はじめに
Google Chrome には、タブを画面上部ではなく左サイドバーに縦並びで表示する「縦タブ(Vertical Tabs)」機能が実験的に搭載されている。Microsoft Edge では早くから標準機能として提供されており、Chrome でも chrome://flags から有効化できるようになっている。
タブを多数開く人や、ワイドスクリーンモニターを使っている人にとって、縦タブは作業効率を大きく向上させる。本記事では、有効化の手順と使い方を解説する。
縦タブとは
通常の Chrome では、タブは画面上部に横一列で並ぶ。タブの数が増えると一つひとつのタブが狭くなり、タイトルが読めなくなる。20個も開けば、もはやアイコンしか見えない状態になる。
縦タブを有効にすると、この問題が解消される:
- タブが左サイドバーに縦に並ぶため、タブの数が増えてもタイトルが省略されにくい
- タブタイトルが常に文字で表示されるので、目的のタブを素早く見つけられる
- タブバーが上部からなくなる分、縦方向の表示領域が広がる
- サイドバーは折りたたみ可能で、必要なときだけ展開できる
動作環境
- 対応 OS:Mac、Windows、Linux、ChromeOS
- Chrome バージョン:最新版を推奨(実験的フラグのため、バージョンによってはフラグ自体が存在しない場合がある)
設定手順
Step 1:フラグページを開く
Chrome のアドレスバーに以下を入力して Enter を押す。
chrome://flags/#vertical-tabs
「Vertical Tabs」の項目が黄色くハイライトされて表示される。

上のスクリーンショットのように「Vertical Tabs」がハイライトされ、右側のドロップダウンから設定を変更できる。
Step 2:「Enabled」に変更する
「Vertical Tabs」の右側のドロップダウンをクリックし、「Enabled」 を選択する(初期状態は「Default」)。
フラグの説明文には以下のように記載されている:
Enables an option for showing tabs to the side. – Mac, Windows, Linux, ChromeOS
Step 3:Chrome を再起動する
変更後、画面下部に青い「Relaunch」ボタンが表示される。

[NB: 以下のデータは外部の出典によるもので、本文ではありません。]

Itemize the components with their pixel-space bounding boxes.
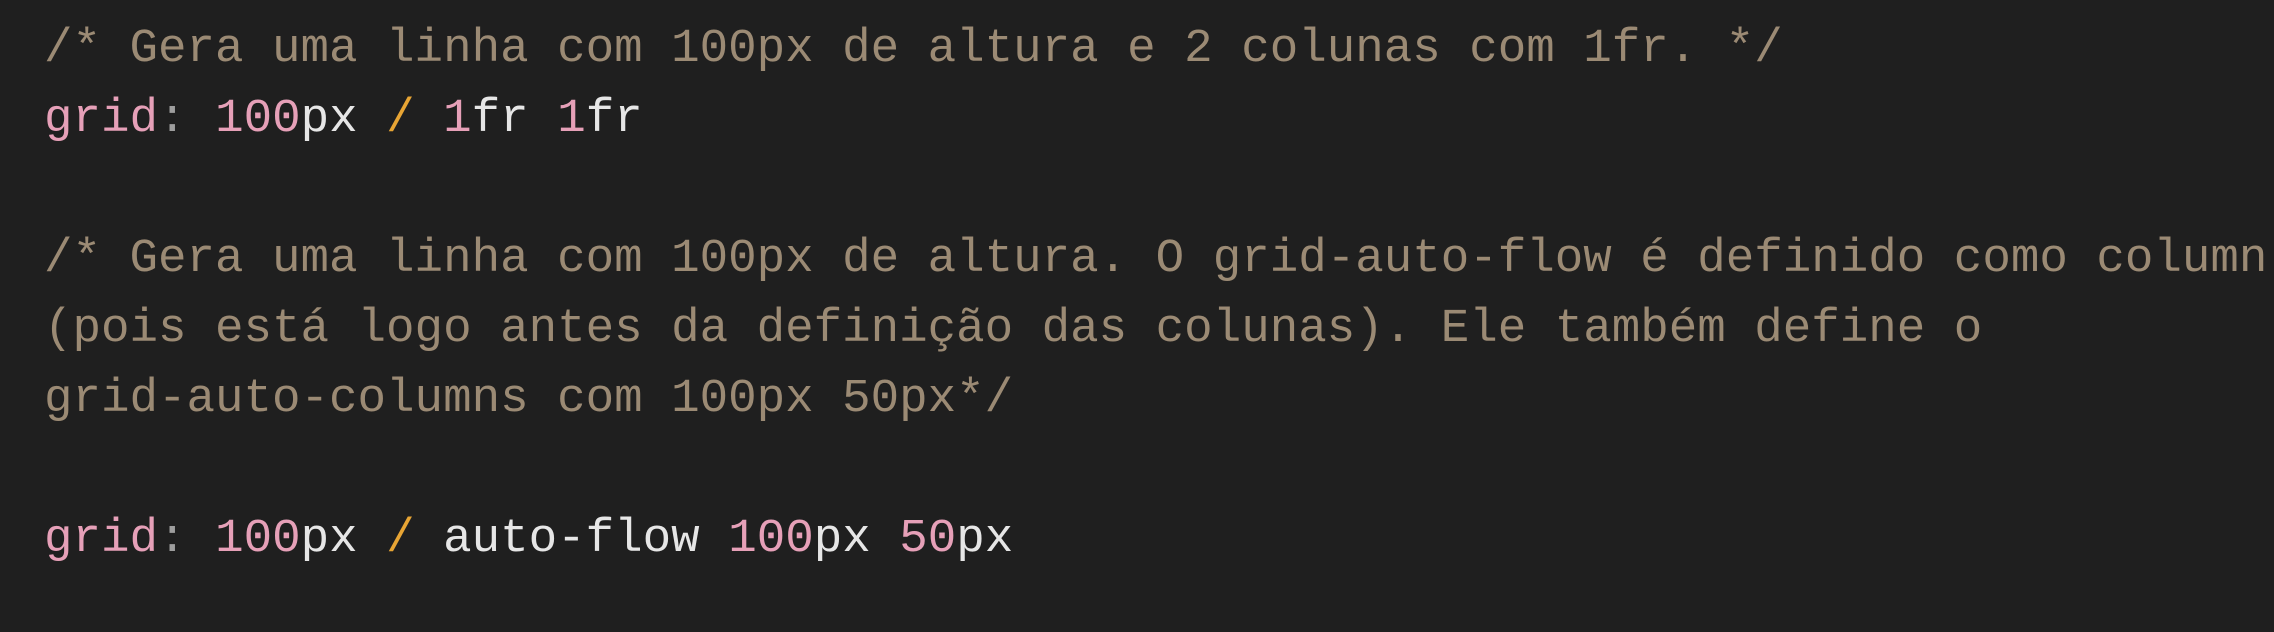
slash-separator: / xyxy=(386,512,415,566)
code-line-2: grid: 100px / 1fr 1fr xyxy=(44,84,2274,154)
property-name: grid xyxy=(44,512,159,566)
unit: px xyxy=(813,512,871,566)
keyword: auto-flow xyxy=(443,512,700,566)
number-value: 100 xyxy=(215,92,301,146)
code-line-5: (pois está logo antes da definição das c… xyxy=(44,294,2274,364)
unit: px xyxy=(300,92,358,146)
code-line-6: grid-auto-columns com 100px 50px*/ xyxy=(44,364,2274,434)
comment-text: /* Gera uma linha com 100px de altura. O… xyxy=(44,232,2268,286)
unit: fr xyxy=(585,92,643,146)
code-line-1: /* Gera uma linha com 100px de altura e … xyxy=(44,14,2274,84)
colon: : xyxy=(158,92,187,146)
comment-text: (pois está logo antes da definição das c… xyxy=(44,302,1983,356)
slash-separator: / xyxy=(386,92,415,146)
number-value: 50 xyxy=(899,512,957,566)
colon: : xyxy=(158,512,187,566)
comment-text: grid-auto-columns com 100px 50px*/ xyxy=(44,372,1014,426)
code-line-4: /* Gera uma linha com 100px de altura. O… xyxy=(44,224,2274,294)
unit: fr xyxy=(471,92,529,146)
unit: px xyxy=(300,512,358,566)
number-value: 100 xyxy=(728,512,814,566)
unit: px xyxy=(956,512,1014,566)
comment-text: /* Gera uma linha com 100px de altura e … xyxy=(44,22,1783,76)
number-value: 1 xyxy=(557,92,586,146)
code-block: /* Gera uma linha com 100px de altura e … xyxy=(0,0,2274,632)
code-line-8: grid: 100px / auto-flow 100px 50px xyxy=(44,504,2274,574)
number-value: 100 xyxy=(215,512,301,566)
number-value: 1 xyxy=(443,92,472,146)
property-name: grid xyxy=(44,92,159,146)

これをクリックすると Chrome が再起動し、縦タブが有効になる。
有効化後の使い方
再起動後、左サイドバーにタブが縦並びで表示されるようになる。
サイドバーの表示切り替え
- ウィンドウ左上に表示されるサイドバーの切り替えアイコンをクリックすると、表示・非表示を切り替えられる
- もしくはタブバー上で右クリック→「タブをサイドに表示」を選択する
サイドバーの折りたたみ
サイドバーが邪魔なときは、左端の矢印ボタンをクリックすると縮小(アイコンのみ表示)できる。再度クリックで展開する。
元に戻す方法
縦タブをやめたい場合は、再度 chrome://flags/#vertical-tabs を開き、ドロップダウンを「Default」に戻して Chrome を再起動する。これで通常の横タブに戻る。
Edge の縦タブとの違い
Microsoft Edge の縦タブは標準機能として完成度が高く、タブグループのネスト表示や自動折りたたみなど細かい設定が揃っている。一方、Chrome の縦タブは実験的機能であるため、以下のような違いがある:
| 項目 | Chrome | Edge |
|---|---|---|
| 提供形態 | 実験的フラグ(flags) | 標準機能 |
| タブグループ対応 | 基本的な対応 | ネスト表示が可能 |
| 自動折りたたみ | なし | あり |
| 安定性 | アップデートで変更の可能性あり | 安定 |
とはいえ、Chrome の縦タブも日常的に使う分には十分実用的である。
まとめ
Chrome の縦タブは chrome://flags/#vertical-tabs から 1 分もかからずに有効化できる。タブを多数開く人や、Edge の縦タブに慣れていて Chrome でも同じ操作感がほしい人にとって、試す価値のある機能である。
実験的フラグであるため、Chrome のアップデートで無効化されることがある。その場合は同じ手順で再度 Enabled に設定すればよい。